Oct
26
Thoughts on Educause 2007
October 26, 2007 |
It is hard not to be impressed by the scale and organisation of a conference the size of Educause – 7000 delegates and the programme and logistics that go with it are no mean feat. There is nothing to compare within the UK or EU which is both regrettable and not surprising. I had heard vague comments about Educause sessions being long on hype and short on delivery, but from my one experience this year I couldn’t level that criticism. The majority of the sessions I attended were good, some very good, and overall I succeeded in my plan to learn more about Web 2.0 activities and issues around changing student needs and expectations.
I guess that the things I take from the conference fall into two main groups: Web 2.0 and its impact on institutions, and just how different students are becoming both in their needs but also their approaches to study.
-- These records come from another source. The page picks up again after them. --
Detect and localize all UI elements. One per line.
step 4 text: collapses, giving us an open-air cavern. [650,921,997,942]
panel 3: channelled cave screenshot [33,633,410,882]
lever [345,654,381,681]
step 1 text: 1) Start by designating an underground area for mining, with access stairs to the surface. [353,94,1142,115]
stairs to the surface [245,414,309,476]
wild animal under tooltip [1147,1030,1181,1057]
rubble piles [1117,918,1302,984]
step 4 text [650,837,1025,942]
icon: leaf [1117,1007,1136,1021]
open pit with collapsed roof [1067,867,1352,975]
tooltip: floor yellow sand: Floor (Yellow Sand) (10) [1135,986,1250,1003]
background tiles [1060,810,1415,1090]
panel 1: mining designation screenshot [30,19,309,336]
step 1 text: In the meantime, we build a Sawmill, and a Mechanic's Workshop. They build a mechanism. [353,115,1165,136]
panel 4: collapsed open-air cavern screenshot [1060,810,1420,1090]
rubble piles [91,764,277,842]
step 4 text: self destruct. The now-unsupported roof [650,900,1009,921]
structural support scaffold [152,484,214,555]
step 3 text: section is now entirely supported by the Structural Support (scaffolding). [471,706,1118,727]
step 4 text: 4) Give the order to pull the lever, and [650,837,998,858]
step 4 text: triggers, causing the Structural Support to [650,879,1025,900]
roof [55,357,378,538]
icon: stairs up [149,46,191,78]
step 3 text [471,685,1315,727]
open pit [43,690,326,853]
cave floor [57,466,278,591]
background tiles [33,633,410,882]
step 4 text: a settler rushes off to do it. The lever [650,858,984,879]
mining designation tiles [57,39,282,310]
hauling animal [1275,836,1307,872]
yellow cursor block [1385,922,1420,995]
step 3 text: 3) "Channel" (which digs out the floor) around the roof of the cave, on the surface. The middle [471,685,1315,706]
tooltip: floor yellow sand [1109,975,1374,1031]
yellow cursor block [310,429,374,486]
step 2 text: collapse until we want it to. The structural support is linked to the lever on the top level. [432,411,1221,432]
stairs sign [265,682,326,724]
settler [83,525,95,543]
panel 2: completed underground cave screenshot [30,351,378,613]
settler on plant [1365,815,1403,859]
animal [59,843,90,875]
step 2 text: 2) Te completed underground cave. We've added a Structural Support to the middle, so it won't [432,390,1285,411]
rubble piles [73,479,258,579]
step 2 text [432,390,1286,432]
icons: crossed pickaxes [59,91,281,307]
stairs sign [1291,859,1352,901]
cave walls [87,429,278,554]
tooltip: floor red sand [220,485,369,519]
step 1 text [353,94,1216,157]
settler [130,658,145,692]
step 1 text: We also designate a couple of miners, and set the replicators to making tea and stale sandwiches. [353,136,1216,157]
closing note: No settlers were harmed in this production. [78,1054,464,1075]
The work at Xavier seemed to present a clear message that to embrace Web 2.0 technologies, existing structures need to be abandoned for more personalised and user-centred approaches (also entirely relevant to the work we have begun around the JISC web site). The Wisconsin-Madison session reinforced the idea that social networking technology is also all about engagement, something maybe institutions lose sight of sometimes, and that these approaches lead to a very different way of working; trawling great ranges of information and then filtering it for trust and value. Wisconsin also highlight the fact that institutions shouldn’t try to tamper with these technologies but just adopt what is already there.
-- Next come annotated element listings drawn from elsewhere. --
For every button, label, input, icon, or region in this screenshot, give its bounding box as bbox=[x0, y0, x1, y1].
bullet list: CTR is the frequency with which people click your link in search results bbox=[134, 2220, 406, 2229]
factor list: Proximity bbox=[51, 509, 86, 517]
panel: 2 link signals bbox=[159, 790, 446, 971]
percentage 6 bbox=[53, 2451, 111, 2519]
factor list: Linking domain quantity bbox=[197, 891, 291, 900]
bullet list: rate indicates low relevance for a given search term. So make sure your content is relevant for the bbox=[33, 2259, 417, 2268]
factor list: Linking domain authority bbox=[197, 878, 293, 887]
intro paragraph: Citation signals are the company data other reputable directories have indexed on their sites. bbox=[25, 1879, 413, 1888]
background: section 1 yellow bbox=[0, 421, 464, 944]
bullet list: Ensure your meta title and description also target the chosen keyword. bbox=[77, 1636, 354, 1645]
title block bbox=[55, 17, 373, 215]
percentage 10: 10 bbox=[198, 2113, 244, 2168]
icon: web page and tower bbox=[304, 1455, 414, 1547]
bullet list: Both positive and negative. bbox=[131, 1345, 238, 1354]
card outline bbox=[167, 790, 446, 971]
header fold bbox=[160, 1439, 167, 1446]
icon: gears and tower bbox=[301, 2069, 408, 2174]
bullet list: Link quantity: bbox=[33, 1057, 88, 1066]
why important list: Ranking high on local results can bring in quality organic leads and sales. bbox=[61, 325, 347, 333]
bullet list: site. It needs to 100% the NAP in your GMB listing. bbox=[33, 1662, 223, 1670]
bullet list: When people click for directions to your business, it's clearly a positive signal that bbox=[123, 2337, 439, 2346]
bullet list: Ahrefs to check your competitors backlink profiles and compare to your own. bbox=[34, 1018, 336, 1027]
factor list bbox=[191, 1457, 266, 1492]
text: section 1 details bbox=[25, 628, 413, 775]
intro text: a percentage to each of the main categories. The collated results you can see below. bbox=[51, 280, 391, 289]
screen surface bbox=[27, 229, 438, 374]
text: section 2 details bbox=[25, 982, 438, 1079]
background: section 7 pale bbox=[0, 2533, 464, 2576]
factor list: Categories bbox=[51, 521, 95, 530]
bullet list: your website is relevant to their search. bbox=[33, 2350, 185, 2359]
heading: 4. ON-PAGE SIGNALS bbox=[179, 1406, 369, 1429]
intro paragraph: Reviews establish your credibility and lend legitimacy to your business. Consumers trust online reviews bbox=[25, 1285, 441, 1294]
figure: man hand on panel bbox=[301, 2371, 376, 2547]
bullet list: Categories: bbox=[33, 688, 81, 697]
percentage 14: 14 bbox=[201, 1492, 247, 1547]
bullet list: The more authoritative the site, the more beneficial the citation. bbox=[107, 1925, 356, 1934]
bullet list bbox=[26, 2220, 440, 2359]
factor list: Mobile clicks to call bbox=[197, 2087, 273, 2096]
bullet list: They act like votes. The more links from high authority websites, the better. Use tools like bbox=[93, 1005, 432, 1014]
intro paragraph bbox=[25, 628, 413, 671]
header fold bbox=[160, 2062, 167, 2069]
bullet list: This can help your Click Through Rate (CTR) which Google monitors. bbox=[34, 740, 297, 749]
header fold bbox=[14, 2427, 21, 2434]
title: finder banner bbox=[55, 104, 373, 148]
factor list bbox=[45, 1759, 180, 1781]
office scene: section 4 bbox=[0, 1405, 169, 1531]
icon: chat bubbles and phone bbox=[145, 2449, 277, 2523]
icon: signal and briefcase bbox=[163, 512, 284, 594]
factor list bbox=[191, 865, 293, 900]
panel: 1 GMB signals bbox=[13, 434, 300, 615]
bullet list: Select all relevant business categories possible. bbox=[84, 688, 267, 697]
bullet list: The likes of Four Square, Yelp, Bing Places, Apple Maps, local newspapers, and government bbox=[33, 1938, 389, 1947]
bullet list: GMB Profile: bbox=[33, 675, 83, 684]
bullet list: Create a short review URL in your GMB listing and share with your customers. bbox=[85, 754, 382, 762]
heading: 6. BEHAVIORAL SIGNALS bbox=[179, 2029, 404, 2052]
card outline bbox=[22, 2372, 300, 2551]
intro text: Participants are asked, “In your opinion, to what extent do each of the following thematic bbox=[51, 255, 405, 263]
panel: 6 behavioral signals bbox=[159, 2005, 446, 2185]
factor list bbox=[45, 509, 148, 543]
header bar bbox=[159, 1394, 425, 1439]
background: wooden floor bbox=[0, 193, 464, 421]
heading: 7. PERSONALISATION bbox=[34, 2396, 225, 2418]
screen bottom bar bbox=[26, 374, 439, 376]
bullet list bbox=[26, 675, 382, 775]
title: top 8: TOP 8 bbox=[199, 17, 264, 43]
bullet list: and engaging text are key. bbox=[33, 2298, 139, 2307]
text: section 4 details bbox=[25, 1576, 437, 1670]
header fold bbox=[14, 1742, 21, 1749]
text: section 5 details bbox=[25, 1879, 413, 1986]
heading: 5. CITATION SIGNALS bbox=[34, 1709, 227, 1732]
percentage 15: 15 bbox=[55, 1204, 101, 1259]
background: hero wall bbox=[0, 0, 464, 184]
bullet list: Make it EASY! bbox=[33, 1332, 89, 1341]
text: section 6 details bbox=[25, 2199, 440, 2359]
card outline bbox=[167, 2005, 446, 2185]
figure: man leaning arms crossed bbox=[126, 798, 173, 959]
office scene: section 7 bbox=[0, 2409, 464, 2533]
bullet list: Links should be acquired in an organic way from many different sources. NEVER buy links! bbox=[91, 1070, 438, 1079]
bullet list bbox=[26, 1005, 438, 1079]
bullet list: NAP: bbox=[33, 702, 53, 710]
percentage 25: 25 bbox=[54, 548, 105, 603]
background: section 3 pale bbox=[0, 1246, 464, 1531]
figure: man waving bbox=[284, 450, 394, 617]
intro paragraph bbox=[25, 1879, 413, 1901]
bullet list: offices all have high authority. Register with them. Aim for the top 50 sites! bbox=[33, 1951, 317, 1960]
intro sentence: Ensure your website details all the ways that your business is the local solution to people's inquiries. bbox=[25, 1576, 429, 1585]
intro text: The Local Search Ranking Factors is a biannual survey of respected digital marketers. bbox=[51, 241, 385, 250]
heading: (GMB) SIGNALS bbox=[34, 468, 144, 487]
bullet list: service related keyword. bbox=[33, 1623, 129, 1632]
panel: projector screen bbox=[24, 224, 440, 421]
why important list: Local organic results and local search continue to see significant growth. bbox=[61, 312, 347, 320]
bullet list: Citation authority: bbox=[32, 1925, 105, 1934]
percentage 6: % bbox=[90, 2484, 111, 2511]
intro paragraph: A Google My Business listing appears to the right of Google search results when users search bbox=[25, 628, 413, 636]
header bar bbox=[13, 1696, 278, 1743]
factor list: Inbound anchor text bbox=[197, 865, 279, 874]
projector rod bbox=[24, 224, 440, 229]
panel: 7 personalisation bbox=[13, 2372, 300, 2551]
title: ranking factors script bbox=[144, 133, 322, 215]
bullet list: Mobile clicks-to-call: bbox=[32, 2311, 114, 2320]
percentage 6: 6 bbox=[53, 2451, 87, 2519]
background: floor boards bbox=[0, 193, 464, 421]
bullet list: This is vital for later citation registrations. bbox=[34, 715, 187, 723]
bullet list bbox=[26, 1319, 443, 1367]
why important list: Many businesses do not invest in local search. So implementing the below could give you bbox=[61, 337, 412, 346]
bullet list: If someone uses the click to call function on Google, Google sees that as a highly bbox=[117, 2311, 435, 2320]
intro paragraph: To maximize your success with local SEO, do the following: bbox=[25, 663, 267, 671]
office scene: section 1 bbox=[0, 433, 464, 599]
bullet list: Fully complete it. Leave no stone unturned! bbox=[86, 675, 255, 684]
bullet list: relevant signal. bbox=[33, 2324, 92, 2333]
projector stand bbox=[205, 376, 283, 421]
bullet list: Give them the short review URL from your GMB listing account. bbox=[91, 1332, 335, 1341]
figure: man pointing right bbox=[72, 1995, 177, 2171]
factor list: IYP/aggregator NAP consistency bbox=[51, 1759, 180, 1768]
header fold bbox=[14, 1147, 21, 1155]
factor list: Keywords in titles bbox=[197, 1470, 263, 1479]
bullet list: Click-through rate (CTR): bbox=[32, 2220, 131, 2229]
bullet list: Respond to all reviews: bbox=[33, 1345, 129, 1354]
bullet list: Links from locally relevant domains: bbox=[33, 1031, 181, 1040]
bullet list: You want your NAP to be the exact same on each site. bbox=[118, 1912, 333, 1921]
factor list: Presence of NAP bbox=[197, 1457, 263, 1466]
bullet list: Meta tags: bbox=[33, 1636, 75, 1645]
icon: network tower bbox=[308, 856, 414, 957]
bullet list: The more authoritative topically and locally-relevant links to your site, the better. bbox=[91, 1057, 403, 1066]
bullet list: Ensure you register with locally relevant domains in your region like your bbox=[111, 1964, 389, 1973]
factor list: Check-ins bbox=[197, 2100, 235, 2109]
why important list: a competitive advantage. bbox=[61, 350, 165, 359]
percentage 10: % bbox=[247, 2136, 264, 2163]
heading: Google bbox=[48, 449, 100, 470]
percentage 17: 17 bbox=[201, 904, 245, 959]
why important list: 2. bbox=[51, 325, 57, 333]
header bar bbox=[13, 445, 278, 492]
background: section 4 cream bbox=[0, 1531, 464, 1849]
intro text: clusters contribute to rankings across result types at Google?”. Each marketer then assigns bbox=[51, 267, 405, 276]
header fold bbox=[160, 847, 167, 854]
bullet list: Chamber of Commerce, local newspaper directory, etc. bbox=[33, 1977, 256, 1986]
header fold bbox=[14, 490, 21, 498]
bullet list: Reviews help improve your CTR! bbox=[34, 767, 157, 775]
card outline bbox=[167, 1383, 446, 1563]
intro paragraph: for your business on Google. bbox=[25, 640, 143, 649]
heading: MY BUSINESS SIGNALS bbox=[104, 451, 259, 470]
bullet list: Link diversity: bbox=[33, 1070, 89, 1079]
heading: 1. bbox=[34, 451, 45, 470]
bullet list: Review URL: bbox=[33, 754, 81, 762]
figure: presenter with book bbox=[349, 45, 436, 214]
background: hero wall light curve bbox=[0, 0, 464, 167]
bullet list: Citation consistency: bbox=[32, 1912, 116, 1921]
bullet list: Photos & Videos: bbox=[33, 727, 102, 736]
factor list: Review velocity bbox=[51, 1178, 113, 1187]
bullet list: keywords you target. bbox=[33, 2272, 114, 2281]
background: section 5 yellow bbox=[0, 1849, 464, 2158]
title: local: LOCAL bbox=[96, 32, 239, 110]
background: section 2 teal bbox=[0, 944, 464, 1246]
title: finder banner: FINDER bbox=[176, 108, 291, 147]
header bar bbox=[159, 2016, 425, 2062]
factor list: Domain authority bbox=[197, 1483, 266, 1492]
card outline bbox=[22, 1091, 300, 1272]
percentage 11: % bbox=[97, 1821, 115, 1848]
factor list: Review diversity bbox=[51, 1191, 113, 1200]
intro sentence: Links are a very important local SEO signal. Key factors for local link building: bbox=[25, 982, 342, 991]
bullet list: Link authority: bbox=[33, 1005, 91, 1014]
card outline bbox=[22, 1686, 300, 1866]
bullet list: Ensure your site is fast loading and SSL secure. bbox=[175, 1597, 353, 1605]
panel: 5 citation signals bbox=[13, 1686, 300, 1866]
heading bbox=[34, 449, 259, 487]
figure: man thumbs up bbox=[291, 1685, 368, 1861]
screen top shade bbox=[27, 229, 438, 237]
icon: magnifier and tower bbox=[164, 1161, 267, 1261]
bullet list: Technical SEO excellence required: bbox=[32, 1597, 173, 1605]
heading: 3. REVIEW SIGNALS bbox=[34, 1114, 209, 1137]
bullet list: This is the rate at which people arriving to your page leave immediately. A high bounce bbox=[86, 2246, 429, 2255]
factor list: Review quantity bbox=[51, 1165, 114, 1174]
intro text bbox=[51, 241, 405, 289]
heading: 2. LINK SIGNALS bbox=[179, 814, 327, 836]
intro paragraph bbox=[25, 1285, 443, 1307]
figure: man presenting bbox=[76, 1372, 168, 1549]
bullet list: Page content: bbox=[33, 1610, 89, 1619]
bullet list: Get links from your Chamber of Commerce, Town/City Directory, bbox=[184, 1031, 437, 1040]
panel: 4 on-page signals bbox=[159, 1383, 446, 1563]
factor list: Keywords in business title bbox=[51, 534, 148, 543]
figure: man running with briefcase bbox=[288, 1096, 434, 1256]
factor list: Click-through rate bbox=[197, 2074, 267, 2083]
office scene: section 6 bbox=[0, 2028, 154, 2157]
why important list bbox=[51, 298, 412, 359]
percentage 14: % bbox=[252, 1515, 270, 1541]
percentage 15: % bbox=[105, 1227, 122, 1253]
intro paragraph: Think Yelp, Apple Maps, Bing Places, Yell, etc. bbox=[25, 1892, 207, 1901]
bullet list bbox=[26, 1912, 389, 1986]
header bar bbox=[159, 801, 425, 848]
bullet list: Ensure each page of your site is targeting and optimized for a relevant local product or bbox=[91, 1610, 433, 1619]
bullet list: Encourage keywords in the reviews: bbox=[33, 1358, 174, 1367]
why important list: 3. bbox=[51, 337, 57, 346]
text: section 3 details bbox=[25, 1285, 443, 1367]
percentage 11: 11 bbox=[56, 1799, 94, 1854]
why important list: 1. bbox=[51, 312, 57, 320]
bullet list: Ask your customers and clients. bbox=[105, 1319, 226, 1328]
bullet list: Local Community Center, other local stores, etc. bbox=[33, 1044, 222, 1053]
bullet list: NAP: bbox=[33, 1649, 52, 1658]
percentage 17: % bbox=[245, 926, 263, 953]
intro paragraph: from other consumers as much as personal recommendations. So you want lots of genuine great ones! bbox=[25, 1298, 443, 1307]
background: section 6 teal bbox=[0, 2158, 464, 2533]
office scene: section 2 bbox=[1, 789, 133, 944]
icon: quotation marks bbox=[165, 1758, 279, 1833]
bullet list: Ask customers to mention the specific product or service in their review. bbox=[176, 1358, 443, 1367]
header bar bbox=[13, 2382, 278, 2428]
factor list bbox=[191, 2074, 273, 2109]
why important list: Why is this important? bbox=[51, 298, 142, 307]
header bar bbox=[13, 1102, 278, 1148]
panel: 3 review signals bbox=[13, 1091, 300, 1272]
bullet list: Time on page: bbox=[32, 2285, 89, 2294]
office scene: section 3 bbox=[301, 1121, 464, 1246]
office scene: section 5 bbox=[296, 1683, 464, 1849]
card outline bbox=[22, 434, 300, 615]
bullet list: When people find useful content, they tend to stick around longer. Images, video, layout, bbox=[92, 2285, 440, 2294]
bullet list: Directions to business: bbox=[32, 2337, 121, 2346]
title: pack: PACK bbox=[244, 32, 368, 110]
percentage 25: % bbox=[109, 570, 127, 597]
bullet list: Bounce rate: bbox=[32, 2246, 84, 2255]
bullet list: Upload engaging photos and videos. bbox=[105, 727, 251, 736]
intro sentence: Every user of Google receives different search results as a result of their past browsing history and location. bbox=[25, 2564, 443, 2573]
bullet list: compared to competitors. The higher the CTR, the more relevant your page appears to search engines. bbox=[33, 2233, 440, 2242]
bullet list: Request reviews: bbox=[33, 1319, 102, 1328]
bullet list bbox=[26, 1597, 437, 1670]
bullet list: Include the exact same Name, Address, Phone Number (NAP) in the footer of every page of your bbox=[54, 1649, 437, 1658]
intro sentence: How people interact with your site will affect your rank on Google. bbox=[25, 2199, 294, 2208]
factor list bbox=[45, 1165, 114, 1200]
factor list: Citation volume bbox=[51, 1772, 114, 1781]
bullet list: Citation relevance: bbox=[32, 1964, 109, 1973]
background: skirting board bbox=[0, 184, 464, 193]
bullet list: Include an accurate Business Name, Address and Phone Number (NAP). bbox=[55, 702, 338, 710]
The Project Technology exercise threw up interesting issues around both staff issues as well as structural questions commenting that adopting Web 2.0 approaches has a broad institutional impact that needs the active involvement of students both in terms of content creation and institutional planning. Equally the work at Marist acknowledged the deep changes needed in pedagogy and institutional structures and approaches that Web 2.0 brought with it and amplified the view that this can only be done with the genuine and deep involvement of the student body
Throughout all the session I was struck by the recognition that students have changed and are continuing to change and that institutions needs to change with them. The Committee of Inquiry being run by JISC could do well with listening to many of the comments coming out of these (albeit US) examples. The ECAR survey highlighted the fact that there is no such thing a standard student; the use of social networking technology has not peaked; there is increasing use of mobile technologies; teaching is still of high importance and institutions need to deal with help desk needs, WiFi and mobile and handheld issues. Finally the Tomorrows Student survey stress the disconnect between adults and students, institutions need to consider much younger students when considering student needs and the digital natives won’t enter universities until around 2014.